Contactbrief 2e kwartaal 2016 (nr. 200)

zaterdag 18 juni 2016, door Webmaster




.-.-.-.-.-.-.-.-.-.

AFRIKA - 20 MILJOEN
VLUCHTELINGEN

P. van der Pas
*

DE ZEGEN VAN MIGRATIE
G. Groenewegen
*

GOED NIEUWS UIT AFRIKA
Marien v.d. Eijnden
*

"MIJN GOD, WAAROM ....."
Jan Heuft
*

GOED NIEUWS UIT AFRIKA
Marien v.d. Eijnden
*

OVERLEDEN MEDEBROEDERS
-Joop Witjes
-Louis Stultiëns
-Willy Schaar
*

OVERLEDEN WITTE ZUSTERS
EN FAMILIELEDEN

*

HUIS DONGEN VERKOCHT
*

HET LAATSTE WOORD
is aan Sector-overste
WIM WOUTERS

*

.-.-.-.-.-.-.-.-.-.



De vluchtelingencrisis waarmee wij in Europa momenteel worstelen is zó overrompelend en neemt ons zó in beslag, dat wij zouden kunnen denken dat we alleen op de wereld zijn! Toch weten we dat er ook in Afrika een migratieprobleem is en dat het daar gigantisch veel groter is dan hier in Europa, maar dat raakt hier schijnbaar niemand; velen schijnen er niet eens van te weten. Dat vluchtelingenprobleem in Afrika wordt veroorzaakt door regionale conflicten, etnische botsingen en allerlei andere redenen van sociale en politieke aard. En daarnaast, volgens experts van de Verenigde Naties, ook nog door een bijkomende reden van ecologische aard: namelijk het steeds verder oprukken van de woestijn vanwege extreme droogte, ofwel verwoestijning of woestijnvorming.

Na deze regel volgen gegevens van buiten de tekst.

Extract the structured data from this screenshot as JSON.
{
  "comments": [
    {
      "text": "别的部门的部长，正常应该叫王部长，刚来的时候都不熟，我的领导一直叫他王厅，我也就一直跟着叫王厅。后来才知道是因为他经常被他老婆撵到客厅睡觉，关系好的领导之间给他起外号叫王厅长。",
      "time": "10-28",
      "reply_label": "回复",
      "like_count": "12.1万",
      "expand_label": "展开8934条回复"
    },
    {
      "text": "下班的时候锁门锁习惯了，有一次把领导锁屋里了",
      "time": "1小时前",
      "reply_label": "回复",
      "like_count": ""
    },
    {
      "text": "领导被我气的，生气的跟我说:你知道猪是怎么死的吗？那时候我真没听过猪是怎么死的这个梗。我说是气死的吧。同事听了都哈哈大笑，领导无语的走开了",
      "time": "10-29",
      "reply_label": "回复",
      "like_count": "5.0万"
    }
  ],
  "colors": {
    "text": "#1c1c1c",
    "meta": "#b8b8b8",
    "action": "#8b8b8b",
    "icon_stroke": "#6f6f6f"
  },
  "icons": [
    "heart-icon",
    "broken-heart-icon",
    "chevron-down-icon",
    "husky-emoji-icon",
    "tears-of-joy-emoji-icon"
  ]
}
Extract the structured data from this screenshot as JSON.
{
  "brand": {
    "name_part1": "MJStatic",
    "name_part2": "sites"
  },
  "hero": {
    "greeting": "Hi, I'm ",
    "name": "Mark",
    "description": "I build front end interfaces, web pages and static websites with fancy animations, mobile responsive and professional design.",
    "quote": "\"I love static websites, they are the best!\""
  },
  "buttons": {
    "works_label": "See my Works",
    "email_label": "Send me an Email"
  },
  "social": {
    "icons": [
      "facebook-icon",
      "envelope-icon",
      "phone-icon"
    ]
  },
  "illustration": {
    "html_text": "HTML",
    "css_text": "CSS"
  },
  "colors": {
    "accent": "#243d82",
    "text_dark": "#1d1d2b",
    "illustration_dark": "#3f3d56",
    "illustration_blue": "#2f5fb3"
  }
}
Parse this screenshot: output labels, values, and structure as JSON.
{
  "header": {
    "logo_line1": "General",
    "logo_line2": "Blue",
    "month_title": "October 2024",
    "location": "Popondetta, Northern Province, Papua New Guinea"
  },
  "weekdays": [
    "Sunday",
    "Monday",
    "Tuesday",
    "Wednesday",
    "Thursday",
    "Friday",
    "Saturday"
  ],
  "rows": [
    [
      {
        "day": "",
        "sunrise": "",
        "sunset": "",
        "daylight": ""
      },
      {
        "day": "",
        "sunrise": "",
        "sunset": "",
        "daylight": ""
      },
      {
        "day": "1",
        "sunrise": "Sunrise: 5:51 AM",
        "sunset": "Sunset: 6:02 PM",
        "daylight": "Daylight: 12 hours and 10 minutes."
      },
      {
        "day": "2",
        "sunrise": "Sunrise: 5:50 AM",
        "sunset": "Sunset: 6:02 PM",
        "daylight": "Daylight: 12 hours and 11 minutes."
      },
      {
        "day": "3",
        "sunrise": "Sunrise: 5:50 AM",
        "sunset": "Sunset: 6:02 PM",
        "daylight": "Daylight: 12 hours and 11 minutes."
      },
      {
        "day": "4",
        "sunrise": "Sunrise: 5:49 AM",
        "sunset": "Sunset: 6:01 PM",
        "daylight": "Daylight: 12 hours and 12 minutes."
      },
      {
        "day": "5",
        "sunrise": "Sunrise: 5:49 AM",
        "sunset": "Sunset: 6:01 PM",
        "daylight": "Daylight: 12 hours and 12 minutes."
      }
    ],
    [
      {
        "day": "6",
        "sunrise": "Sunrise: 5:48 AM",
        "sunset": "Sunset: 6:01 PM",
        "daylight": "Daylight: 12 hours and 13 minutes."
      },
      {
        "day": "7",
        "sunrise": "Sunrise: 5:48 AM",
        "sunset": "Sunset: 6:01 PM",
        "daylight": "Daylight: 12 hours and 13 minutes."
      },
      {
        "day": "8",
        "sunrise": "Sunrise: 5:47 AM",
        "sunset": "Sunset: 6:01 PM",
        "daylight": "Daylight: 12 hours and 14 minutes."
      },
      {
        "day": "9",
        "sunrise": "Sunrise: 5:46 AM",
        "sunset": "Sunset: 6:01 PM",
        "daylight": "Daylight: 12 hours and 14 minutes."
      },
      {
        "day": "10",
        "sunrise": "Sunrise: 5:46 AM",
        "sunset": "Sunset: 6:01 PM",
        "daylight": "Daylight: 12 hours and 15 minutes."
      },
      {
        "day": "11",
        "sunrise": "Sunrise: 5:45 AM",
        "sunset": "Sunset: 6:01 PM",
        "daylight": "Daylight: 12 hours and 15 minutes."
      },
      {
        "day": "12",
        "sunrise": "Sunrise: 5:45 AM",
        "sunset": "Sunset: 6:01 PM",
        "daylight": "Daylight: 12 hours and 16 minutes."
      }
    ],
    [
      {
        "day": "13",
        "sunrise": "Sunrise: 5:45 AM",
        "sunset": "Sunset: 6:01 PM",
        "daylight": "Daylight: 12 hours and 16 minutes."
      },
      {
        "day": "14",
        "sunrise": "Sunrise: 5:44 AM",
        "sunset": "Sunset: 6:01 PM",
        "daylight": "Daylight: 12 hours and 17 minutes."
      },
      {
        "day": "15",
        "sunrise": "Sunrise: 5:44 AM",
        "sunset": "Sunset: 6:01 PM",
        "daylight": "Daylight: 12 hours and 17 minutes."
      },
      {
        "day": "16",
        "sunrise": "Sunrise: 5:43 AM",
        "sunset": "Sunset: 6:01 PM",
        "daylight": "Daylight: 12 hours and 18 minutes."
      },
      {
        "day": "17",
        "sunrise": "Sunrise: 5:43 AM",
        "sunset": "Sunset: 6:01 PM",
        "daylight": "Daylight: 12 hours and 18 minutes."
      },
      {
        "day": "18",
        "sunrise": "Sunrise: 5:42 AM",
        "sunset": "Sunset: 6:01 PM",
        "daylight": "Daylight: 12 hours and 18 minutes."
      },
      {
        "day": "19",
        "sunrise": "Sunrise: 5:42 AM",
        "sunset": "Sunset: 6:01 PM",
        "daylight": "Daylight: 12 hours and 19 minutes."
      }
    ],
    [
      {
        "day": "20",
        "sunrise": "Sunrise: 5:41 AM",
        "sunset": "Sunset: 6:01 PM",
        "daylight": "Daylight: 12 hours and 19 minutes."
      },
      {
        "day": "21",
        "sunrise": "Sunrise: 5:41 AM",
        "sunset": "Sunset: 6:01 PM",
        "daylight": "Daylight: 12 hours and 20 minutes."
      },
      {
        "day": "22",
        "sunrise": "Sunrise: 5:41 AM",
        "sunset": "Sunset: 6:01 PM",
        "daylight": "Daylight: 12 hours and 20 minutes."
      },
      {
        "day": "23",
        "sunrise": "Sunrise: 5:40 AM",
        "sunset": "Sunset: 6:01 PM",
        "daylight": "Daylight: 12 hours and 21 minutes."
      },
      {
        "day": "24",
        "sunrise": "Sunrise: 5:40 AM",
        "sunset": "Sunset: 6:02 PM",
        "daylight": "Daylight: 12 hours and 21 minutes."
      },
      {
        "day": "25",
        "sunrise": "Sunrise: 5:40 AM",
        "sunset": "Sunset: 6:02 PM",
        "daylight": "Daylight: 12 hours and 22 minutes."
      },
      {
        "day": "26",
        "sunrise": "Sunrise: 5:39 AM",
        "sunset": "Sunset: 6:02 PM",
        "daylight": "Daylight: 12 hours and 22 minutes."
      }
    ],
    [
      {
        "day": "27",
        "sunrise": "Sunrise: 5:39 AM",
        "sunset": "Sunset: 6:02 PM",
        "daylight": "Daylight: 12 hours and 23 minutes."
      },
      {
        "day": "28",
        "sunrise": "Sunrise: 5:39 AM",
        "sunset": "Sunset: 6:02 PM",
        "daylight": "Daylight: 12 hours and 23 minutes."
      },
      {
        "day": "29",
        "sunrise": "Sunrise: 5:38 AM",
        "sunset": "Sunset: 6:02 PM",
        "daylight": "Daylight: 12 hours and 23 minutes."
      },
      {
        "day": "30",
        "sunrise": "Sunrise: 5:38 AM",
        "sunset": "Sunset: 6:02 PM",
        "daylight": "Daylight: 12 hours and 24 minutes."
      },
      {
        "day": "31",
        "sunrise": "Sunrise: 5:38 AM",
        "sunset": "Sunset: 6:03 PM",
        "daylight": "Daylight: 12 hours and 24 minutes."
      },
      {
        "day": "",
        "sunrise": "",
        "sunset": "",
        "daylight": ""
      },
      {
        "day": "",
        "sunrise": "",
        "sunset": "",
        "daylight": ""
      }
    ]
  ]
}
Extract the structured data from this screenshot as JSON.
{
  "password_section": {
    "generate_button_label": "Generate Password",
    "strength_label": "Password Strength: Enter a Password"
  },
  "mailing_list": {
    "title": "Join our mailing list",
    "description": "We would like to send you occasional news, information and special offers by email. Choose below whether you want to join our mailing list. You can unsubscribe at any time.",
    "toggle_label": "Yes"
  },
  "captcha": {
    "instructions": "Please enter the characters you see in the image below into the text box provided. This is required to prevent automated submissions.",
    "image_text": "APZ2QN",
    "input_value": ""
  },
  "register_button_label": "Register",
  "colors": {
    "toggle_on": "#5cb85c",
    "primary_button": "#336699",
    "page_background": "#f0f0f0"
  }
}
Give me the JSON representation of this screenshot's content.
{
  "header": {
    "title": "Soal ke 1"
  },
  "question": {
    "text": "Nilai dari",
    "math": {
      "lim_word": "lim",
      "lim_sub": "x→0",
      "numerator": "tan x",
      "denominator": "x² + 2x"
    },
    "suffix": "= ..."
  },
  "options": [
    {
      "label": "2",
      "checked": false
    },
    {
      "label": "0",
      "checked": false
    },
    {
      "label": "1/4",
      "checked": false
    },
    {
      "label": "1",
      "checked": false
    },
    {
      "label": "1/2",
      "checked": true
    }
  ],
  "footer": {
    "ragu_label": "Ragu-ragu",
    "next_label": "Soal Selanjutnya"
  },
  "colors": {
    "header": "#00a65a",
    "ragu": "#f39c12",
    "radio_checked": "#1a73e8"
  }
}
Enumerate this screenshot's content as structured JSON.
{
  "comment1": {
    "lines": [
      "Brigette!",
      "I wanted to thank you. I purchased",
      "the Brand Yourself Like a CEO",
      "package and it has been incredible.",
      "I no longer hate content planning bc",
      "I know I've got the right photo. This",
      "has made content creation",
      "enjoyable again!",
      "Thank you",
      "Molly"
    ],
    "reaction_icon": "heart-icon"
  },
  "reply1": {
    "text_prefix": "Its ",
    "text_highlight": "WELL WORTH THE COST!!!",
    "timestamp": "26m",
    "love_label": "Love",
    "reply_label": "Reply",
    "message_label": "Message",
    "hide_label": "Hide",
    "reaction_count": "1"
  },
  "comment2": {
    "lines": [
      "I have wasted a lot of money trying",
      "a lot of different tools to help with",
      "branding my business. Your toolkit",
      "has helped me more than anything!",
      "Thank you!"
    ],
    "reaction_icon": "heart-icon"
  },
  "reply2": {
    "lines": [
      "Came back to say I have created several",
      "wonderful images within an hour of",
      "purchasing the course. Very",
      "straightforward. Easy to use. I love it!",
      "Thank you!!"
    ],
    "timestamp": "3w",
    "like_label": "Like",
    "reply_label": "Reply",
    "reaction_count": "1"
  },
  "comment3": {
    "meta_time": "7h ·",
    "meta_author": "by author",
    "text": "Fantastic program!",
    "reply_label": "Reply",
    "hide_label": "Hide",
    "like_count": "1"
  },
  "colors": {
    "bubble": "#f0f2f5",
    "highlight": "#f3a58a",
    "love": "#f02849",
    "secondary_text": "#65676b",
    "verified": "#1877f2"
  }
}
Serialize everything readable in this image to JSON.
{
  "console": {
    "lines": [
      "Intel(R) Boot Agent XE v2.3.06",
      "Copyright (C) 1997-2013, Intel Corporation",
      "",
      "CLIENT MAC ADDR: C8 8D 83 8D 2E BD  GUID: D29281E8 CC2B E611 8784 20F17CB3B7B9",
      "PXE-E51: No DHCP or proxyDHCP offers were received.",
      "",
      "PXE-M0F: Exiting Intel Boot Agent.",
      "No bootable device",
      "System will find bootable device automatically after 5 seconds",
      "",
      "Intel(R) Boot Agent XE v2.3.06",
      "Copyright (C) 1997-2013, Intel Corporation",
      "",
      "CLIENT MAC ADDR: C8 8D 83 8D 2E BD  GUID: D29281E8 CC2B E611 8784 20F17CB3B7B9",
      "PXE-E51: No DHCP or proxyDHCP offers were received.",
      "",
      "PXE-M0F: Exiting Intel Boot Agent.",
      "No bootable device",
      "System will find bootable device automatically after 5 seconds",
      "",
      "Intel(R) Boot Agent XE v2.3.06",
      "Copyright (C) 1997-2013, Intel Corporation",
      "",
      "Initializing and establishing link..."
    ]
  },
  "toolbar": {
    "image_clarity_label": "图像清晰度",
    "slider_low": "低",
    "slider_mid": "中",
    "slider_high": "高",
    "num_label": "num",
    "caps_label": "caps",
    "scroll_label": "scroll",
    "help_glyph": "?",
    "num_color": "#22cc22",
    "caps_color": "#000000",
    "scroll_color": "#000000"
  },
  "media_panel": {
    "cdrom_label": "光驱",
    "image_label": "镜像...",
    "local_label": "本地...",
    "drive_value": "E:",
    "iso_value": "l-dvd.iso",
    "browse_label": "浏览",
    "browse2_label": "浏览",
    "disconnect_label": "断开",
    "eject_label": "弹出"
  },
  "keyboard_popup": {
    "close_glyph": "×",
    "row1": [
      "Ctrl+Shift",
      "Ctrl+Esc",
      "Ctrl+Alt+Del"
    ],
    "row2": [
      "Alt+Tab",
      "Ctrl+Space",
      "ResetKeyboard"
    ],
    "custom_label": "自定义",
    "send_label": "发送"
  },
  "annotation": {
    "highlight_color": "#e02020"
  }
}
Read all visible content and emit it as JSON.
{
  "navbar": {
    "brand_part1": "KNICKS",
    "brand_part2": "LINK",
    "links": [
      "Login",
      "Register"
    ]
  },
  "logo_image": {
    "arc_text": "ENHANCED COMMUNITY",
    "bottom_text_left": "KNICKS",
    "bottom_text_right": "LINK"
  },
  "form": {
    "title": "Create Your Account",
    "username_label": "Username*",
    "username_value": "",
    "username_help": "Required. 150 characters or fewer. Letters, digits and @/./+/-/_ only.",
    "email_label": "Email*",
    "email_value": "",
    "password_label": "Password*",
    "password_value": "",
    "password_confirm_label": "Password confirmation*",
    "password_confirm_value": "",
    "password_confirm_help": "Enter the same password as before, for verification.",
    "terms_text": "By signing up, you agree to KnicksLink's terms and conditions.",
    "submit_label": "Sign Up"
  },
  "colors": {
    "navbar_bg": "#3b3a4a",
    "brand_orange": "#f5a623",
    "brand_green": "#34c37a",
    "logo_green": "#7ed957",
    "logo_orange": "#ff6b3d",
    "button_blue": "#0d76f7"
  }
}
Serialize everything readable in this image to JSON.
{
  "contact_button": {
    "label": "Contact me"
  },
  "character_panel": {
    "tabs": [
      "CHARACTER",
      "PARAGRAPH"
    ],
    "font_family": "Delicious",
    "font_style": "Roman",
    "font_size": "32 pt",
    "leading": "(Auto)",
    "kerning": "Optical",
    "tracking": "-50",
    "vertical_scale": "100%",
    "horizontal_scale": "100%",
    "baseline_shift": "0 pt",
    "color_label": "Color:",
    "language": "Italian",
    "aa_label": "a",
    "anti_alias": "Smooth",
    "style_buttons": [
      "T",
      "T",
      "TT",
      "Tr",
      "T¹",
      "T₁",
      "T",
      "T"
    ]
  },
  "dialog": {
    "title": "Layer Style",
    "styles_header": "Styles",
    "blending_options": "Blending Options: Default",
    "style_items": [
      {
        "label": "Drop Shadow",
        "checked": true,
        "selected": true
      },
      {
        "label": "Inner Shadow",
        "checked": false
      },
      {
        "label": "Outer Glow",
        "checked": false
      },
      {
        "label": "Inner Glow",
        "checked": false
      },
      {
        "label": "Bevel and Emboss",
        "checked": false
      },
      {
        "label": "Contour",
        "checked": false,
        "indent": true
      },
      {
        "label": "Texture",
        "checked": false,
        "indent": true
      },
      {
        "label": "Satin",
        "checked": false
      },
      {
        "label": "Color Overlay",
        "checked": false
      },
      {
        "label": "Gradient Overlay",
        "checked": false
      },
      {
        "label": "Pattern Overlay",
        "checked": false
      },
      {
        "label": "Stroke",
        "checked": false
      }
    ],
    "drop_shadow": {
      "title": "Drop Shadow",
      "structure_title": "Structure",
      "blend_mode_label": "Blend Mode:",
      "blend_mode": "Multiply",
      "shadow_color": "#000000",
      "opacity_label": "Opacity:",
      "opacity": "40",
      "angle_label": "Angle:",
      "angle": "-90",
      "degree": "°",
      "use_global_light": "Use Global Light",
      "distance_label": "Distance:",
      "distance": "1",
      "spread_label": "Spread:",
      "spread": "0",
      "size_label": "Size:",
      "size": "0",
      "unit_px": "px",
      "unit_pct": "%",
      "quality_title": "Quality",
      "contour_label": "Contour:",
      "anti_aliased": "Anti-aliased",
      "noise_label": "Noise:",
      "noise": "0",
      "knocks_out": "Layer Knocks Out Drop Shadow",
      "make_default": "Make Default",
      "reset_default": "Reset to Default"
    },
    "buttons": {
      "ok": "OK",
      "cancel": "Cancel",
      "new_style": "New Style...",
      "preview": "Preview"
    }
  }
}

Om welke reden dan ook, vandaag zien veel Afrikanen hun toekomstmogelijkheden zó sterk afnemen dat ze wegtrekken vanwege een gebrek aan reële levenskansen of vanwege voortdurende oorlogs- of conflictsituaties. Grote aantallen Afrikanen, vooral uit Noord- en West-Afrika, zochten al hun weg naar Europa via Lampedusa en andere invalspoorten, maar ook naar Noord-Amerika, Australië en Nieuw-Zeeland, en zelfs naar India en het Midden-Oosten (zie: voorpagina).
Wat veel mensen in Europa zich niet realiseren is het volgende: de duizenden Afrikaanse vluchtelingen, die naar andere werelddelen verhuizen, vormen slechts een fractie van het aantal mensen dat naar een andere land zijn gevlucht binnen het Afrikaanse continent (interne migratie):

  • Afrika telt 20 miljoen vluchtelingen (internally displaced) die gedwongen werden hun woonplek te verlaten en gevlucht zijn naar veiliger regio’s of die de grens overstaken naar buurlanden. De oorzaken van die onvrijwillige ballingschap zijn bijna altijd honger, geweld of calamiteiten.
  • Wereldwijd zijn er 40.8 miljoen ontheemden/vluchtelingen (19.2 miljoen voor natuurrampen). In Europa zijn er ‘slechts’ 1¼ kwart miljoen vluchtelingen en asielzoekers.
  • In Nederland waren dat er ‘maar’ 44 duizend in 2015, ofwel een half procent van onze totale bevolking.
    (Gegevens van het IDMC – International Displacement Monitoring Centre)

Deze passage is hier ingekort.